As well as moving on the project for so-called `common defense' the Amsterdam Treaty significantly hardens the EU's common foreign policy. Thus the State will be obliged to abide by majority voting on foreign policy. An unelected EU official will be appointed High Representative for Common Foreign and Security Policy - in effect a Foreign Minister for the entire EU.

The Irish government has also signed up to a paragraph of the Amsterdam Treaty which gets very little attention and says: ``The progressive framing of a common defence policy will be supported, as member states consider appropriate, by co-operation between them in the field of armaments.''

Isn't it ironic that while we are attempting to create a peace settlement in Ireland, to remove forever the gun from Irish politics, that the government is asking the people in this state to sign up to a Treaty that supports the European arms industries.

This part of the treaty points to the real agenda behind the drive to a common so-called defence policy.

In all the NATO and WEU countries there are military bereaucracies linked to arms industries for whom the end of the Cold War was very unwelcome indeed. Where now the excuse for the existence of this hugely profitable military-based industry ?

Instead of widespread nuclear disarmament, the wholesale reduction of armes and the convesion of arms industries, we have seen the nuclear infrastructure kept intact, the expansion of NATO and the WEU and an ever-growing arms industry fuelling wars throughout the world.

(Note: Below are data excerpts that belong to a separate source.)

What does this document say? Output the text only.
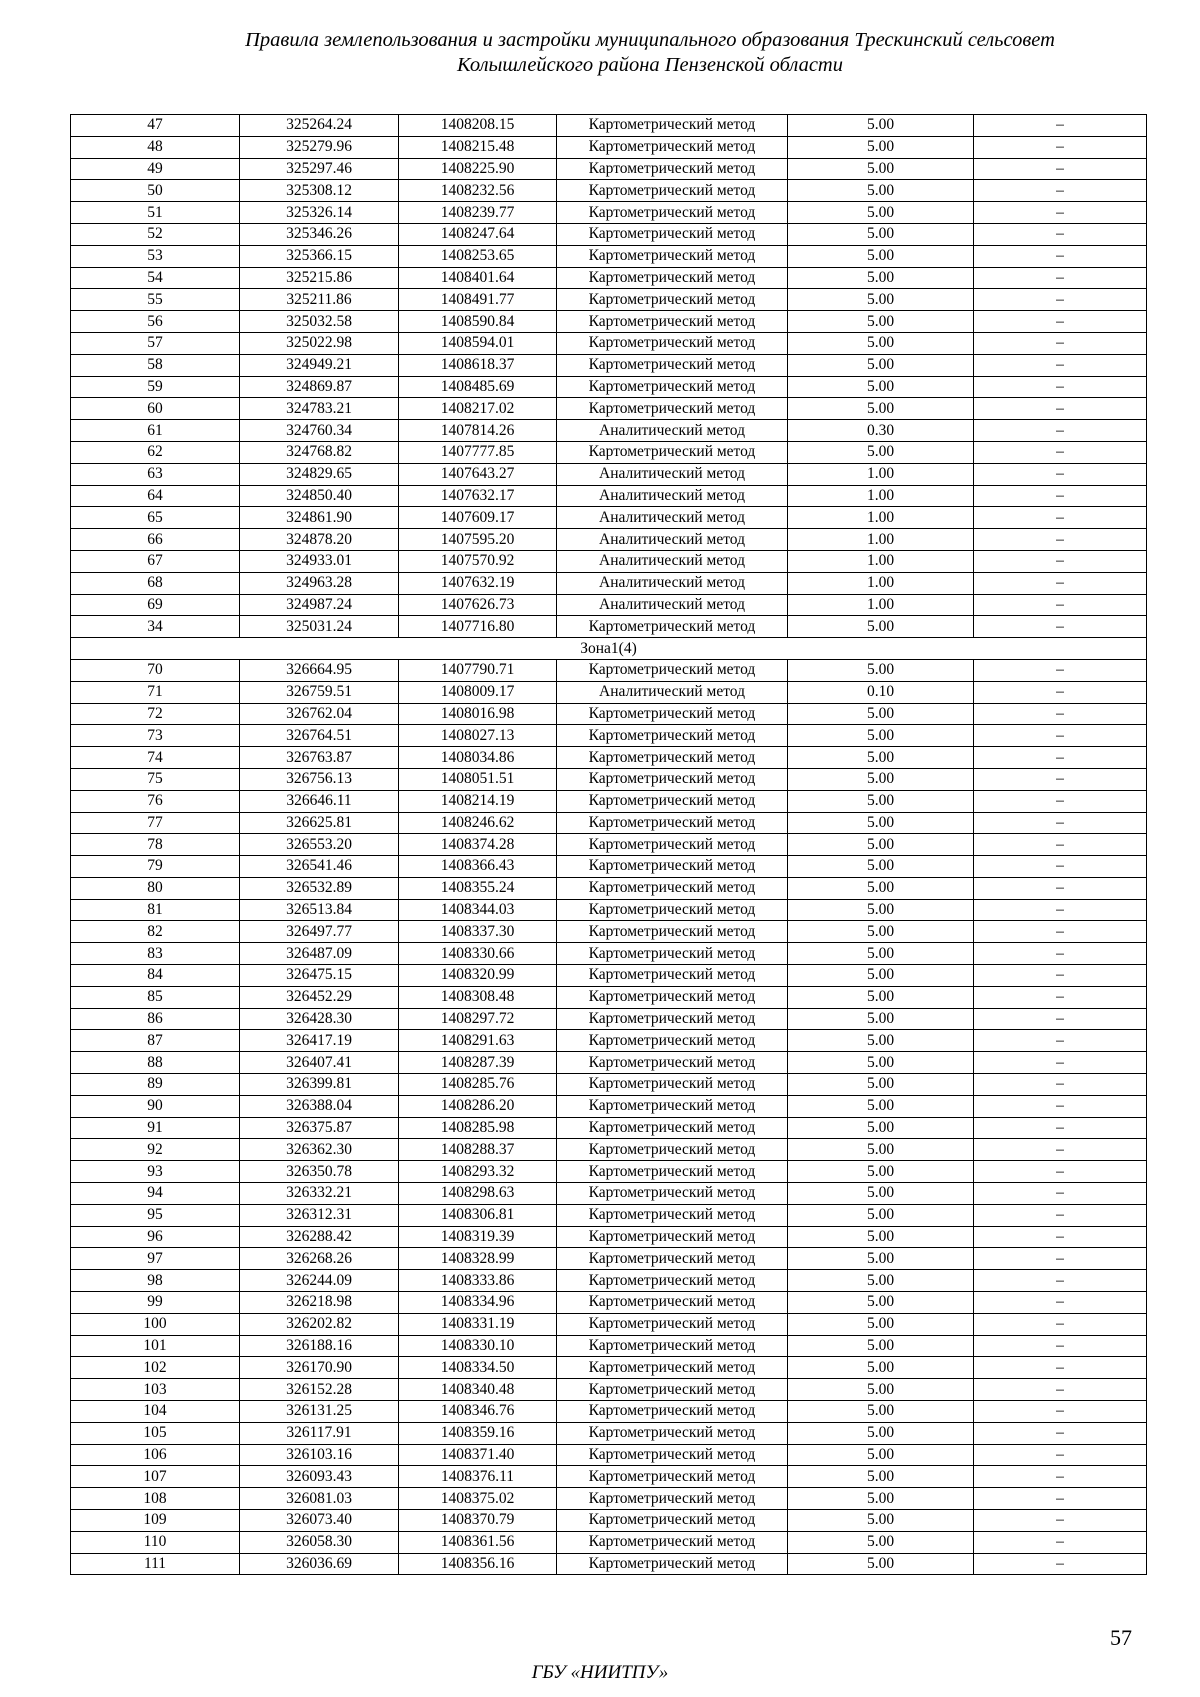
Правила землепользования и застройки муниципального образования Трескинский сельсовет
Колышлейского района Пензенской области
47	325264.24	1408208.15	Картометрический метод	5.00	–
48	325279.96	1408215.48	Картометрический метод	5.00	–
49	325297.46	1408225.90	Картометрический метод	5.00	–
50	325308.12	1408232.56	Картометрический метод	5.00	–
51	325326.14	1408239.77	Картометрический метод	5.00	–
52	325346.26	1408247.64	Картометрический метод	5.00	–
53	325366.15	1408253.65	Картометрический метод	5.00	–
54	325215.86	1408401.64	Картометрический метод	5.00	–
55	325211.86	1408491.77	Картометрический метод	5.00	–
56	325032.58	1408590.84	Картометрический метод	5.00	–
57	325022.98	1408594.01	Картометрический метод	5.00	–
58	324949.21	1408618.37	Картометрический метод	5.00	–
59	324869.87	1408485.69	Картометрический метод	5.00	–
60	324783.21	1408217.02	Картометрический метод	5.00	–
61	324760.34	1407814.26	Аналитический метод	0.30	–
62	324768.82	1407777.85	Картометрический метод	5.00	–
63	324829.65	1407643.27	Аналитический метод	1.00	–
64	324850.40	1407632.17	Аналитический метод	1.00	–
65	324861.90	1407609.17	Аналитический метод	1.00	–
66	324878.20	1407595.20	Аналитический метод	1.00	–
67	324933.01	1407570.92	Аналитический метод	1.00	–
68	324963.28	1407632.19	Аналитический метод	1.00	–
69	324987.24	1407626.73	Аналитический метод	1.00	–
34	325031.24	1407716.80	Картометрический метод	5.00	–
Зона1(4)					
70	326664.95	1407790.71	Картометрический метод	5.00	–
71	326759.51	1408009.17	Аналитический метод	0.10	–
72	326762.04	1408016.98	Картометрический метод	5.00	–
73	326764.51	1408027.13	Картометрический метод	5.00	–
74	326763.87	1408034.86	Картометрический метод	5.00	–
75	326756.13	1408051.51	Картометрический метод	5.00	–
76	326646.11	1408214.19	Картометрический метод	5.00	–
77	326625.81	1408246.62	Картометрический метод	5.00	–
78	326553.20	1408374.28	Картометрический метод	5.00	–
79	326541.46	1408366.43	Картометрический метод	5.00	–
80	326532.89	1408355.24	Картометрический метод	5.00	–
81	326513.84	1408344.03	Картометрический метод	5.00	–
82	326497.77	1408337.30	Картометрический метод	5.00	–
83	326487.09	1408330.66	Картометрический метод	5.00	–
84	326475.15	1408320.99	Картометрический метод	5.00	–
85	326452.29	1408308.48	Картометрический метод	5.00	–
86	326428.30	1408297.72	Картометрический метод	5.00	–
87	326417.19	1408291.63	Картометрический метод	5.00	–
88	326407.41	1408287.39	Картометрический метод	5.00	–
89	326399.81	1408285.76	Картометрический метод	5.00	–
90	326388.04	1408286.20	Картометрический метод	5.00	–
91	326375.87	1408285.98	Картометрический метод	5.00	–
92	326362.30	1408288.37	Картометрический метод	5.00	–
93	326350.78	1408293.32	Картометрический метод	5.00	–
94	326332.21	1408298.63	Картометрический метод	5.00	–
95	326312.31	1408306.81	Картометрический метод	5.00	–
96	326288.42	1408319.39	Картометрический метод	5.00	–
97	326268.26	1408328.99	Картометрический метод	5.00	–
98	326244.09	1408333.86	Картометрический метод	5.00	–
99	326218.98	1408334.96	Картометрический метод	5.00	–
100	326202.82	1408331.19	Картометрический метод	5.00	–
101	326188.16	1408330.10	Картометрический метод	5.00	–
102	326170.90	1408334.50	Картометрический метод	5.00	–
103	326152.28	1408340.48	Картометрический метод	5.00	–
104	326131.25	1408346.76	Картометрический метод	5.00	–
105	326117.91	1408359.16	Картометрический метод	5.00	–
106	326103.16	1408371.40	Картометрический метод	5.00	–
107	326093.43	1408376.11	Картометрический метод	5.00	–
108	326081.03	1408375.02	Картометрический метод	5.00	–
109	326073.40	1408370.79	Картометрический метод	5.00	–
110	326058.30	1408361.56	Картометрический метод	5.00	–
111	326036.69	1408356.16	Картометрический метод	5.00	–
57
ГБУ «НИИТПУ»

The Irish people do not want to be part of that and so we should reject the Amsterdam Treaty. We in Sinn Fein must urge the people to reject this amendment to the Constitution and urge the government to return to its EU partners and renegotiate the Amsterdam Treaty. They should also deliver the Constitutional referendum safeguarding neutrality which has been promised by two successive Ministers for Foreign Affairs, one of the Rainbow Government and that of the present Government.